Venue
White Collar Zoo
Location
East Midlands

Sculpture exhibition, PRE-FAB, launched White Collar Zoo’s new venue in Lace Market Square on the 1st November 2012. Rebecca Ounstead, curator of the show, utilized the space prior to its re-fit as a multifunctional venue with works by John Harris, Lauren O’Grady, Krystina Naylor, Rebecca Ounstead, and Oliver Tirre.

The bare, underdeveloped site that is soon-to-be White Collar Zoo was stripped of any domestic refinements: no flooring, no integral lighting, and no plaster on the walls or ceiling. Heavy-duty work lights dangled, somehow majestically, from metal ceiling supports, as if virile fairies were lighting the room. Industrialised metal cylinders outlined the large windows that inescapably framed the viewers of PRE-FAB to the outside world. I was constantly reminded of the limbo-like position I was consumed in, an in-between state of neither-nor. I did not know what the space was previously, nor did I know what it was going to look like after completion. It was as if the sculptures, too, were situated within a no-man’s-land, a space caught between two identities and yet not having a permanent one of its own. This temporal blurring of identities, I believe, was reflected in and around the artworks themselves.

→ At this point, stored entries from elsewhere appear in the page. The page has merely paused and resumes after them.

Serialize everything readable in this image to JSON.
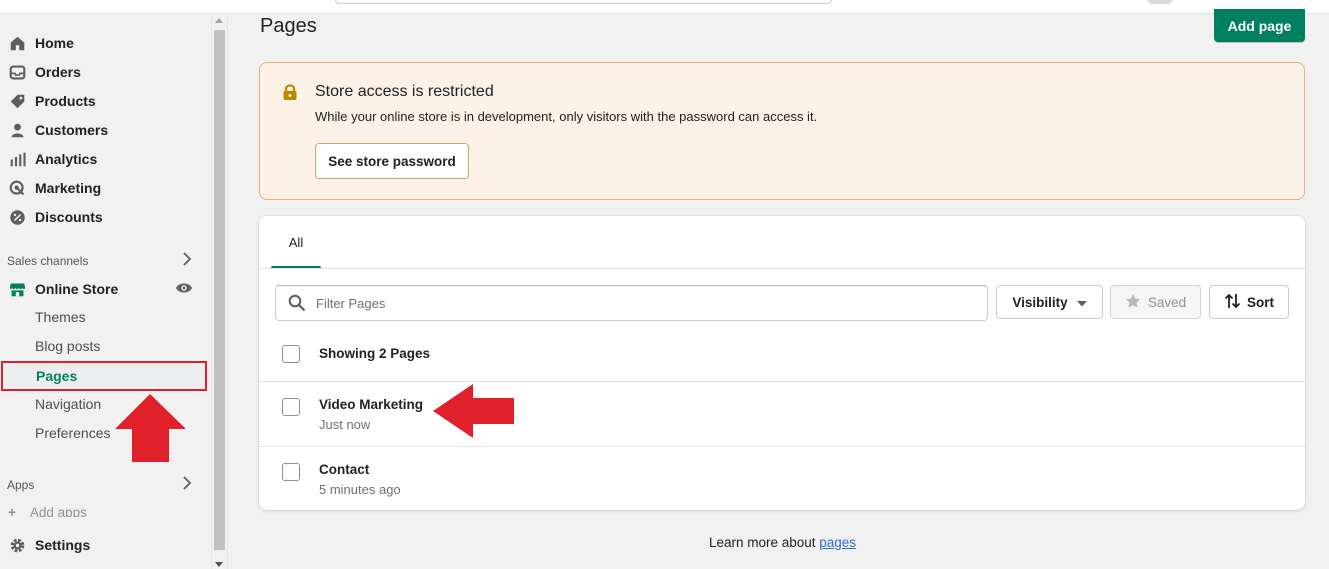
{
  "sidebar": {
    "items": [
      {
        "label": "Home",
        "icon": "home-icon"
      },
      {
        "label": "Orders",
        "icon": "inbox-icon"
      },
      {
        "label": "Products",
        "icon": "tag-icon"
      },
      {
        "label": "Customers",
        "icon": "person-icon"
      },
      {
        "label": "Analytics",
        "icon": "bar-chart-icon"
      },
      {
        "label": "Marketing",
        "icon": "target-icon"
      },
      {
        "label": "Discounts",
        "icon": "discount-icon"
      }
    ],
    "sales_channels_label": "Sales channels",
    "online_store": {
      "label": "Online Store",
      "icon": "store-icon"
    },
    "sub_items": [
      "Themes",
      "Blog posts",
      "Pages",
      "Navigation",
      "Preferences"
    ],
    "apps_label": "Apps",
    "add_apps": "Add apps",
    "settings": {
      "label": "Settings",
      "icon": "gear-icon"
    }
  },
  "main": {
    "title": "Pages",
    "add_page_label": "Add page",
    "banner": {
      "title": "Store access is restricted",
      "text": "While your online store is in development, only visitors with the password can access it.",
      "button": "See store password"
    },
    "tabs": [
      {
        "label": "All"
      }
    ],
    "filter": {
      "placeholder": "Filter Pages"
    },
    "visibility_label": "Visibility",
    "saved_label": "Saved",
    "sort_label": "Sort",
    "showing_label": "Showing 2 Pages",
    "pages": [
      {
        "title": "Video Marketing",
        "updated": "Just now"
      },
      {
        "title": "Contact",
        "updated": "5 minutes ago"
      }
    ],
    "footer": {
      "text": "Learn more about ",
      "link": "pages"
    }
  },
  "colors": {
    "accent": "#008060",
    "banner_bg": "#fcf1e6",
    "annotation": "#e0202a",
    "link": "#2c6ecb"
  }
}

The sculptures evoked ambiguous beginnings and ends, to the point that I could not distinguish between two artists’ work as they overlapped space. Even within one artist’s work, it was unclear without the aid of the floor plan where one sculpture started and the next began. The abstruse arrangement of the sculptures reinforced the ambiguity of the sculptures themselves. Oliver Tirre’s Untitled 2011 and Untitled (eyes) 2012, are sustained in a direct dialogue; the till-rolled ‘eyes’ are positioned about the red-striped box filled with further red-striped till receipts, as if the ‘eyes’ are eternally watching, (perhaps guarding?). I cannot imagine these two pieces of work standing alone. The motif of material and colour, I believe, is only prominent when these two pieces interact with one another. Although exceptionally ambiguous already, I feel that if these two pieces of work were clearly presented individually, they would be extremely hard to read or interpret.

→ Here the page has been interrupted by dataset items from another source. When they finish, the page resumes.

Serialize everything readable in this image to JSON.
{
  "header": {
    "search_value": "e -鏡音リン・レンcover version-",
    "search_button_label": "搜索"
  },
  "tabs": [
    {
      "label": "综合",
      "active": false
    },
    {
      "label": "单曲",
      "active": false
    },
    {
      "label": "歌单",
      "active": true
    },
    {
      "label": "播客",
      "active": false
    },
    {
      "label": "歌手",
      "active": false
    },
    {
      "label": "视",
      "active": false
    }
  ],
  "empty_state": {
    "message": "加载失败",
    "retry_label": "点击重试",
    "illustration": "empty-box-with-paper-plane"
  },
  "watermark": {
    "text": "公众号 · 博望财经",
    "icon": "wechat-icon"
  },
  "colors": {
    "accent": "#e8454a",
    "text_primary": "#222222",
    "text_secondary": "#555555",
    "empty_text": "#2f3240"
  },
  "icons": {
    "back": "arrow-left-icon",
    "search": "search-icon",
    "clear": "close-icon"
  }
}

Lauren O’Grady’s Other Locations (all we need to do is think the unthinkable and prevent it from happening) 2012, is comprised of three white polygenic shapes repeated in different sizes, with different conventions. The largest shape acted as a platform on which to project a mind numbing, yet somehow gripping, video of a motorway; whereas, the smallest shape was part of a vague wooden construction, that on closer inspection, appeared to be a miniature scene of destruction. I did not know what purpose the indeterminable shape possessed. It is obvious there is some deep meaning bound to Other Locations (all we need to do is think the unthinkable and prevent it from happening), though this was not clear through my attempt to interpret it. Curiously, the thing I found most interesting was the naively nailed pieces of wood, which formed an upside down ‘V’, used to contort and control the light from the projector. Was this recycling of material intentional, or did this modest ‘extra’ hastily get used before the show began? It reminds me that even artists are human and many ‘decisions’ are in reality due to chance.

Undetermined beginnings and endings, notions that separate pieces of work are in conversation and staggered repetition all characterise the sculpture show, PRE-FAB. The question of where does sculpture begin and where does it end is present within contemporary art but, I believe, has never been explored to the extent of which PRE-FAB has. I enjoyed not knowing who’s work was whose, or where the parameters of a work ended; every piece interacted and conversed with another. Why should art be restricted to its own personal and private space? In a group show especially, this seems absurd. I applaud Rebecca Ounstead’s courage in making the decision to heighten and reflect the indistinct and vague nature of the sculptures within the curation of PRE-FAB.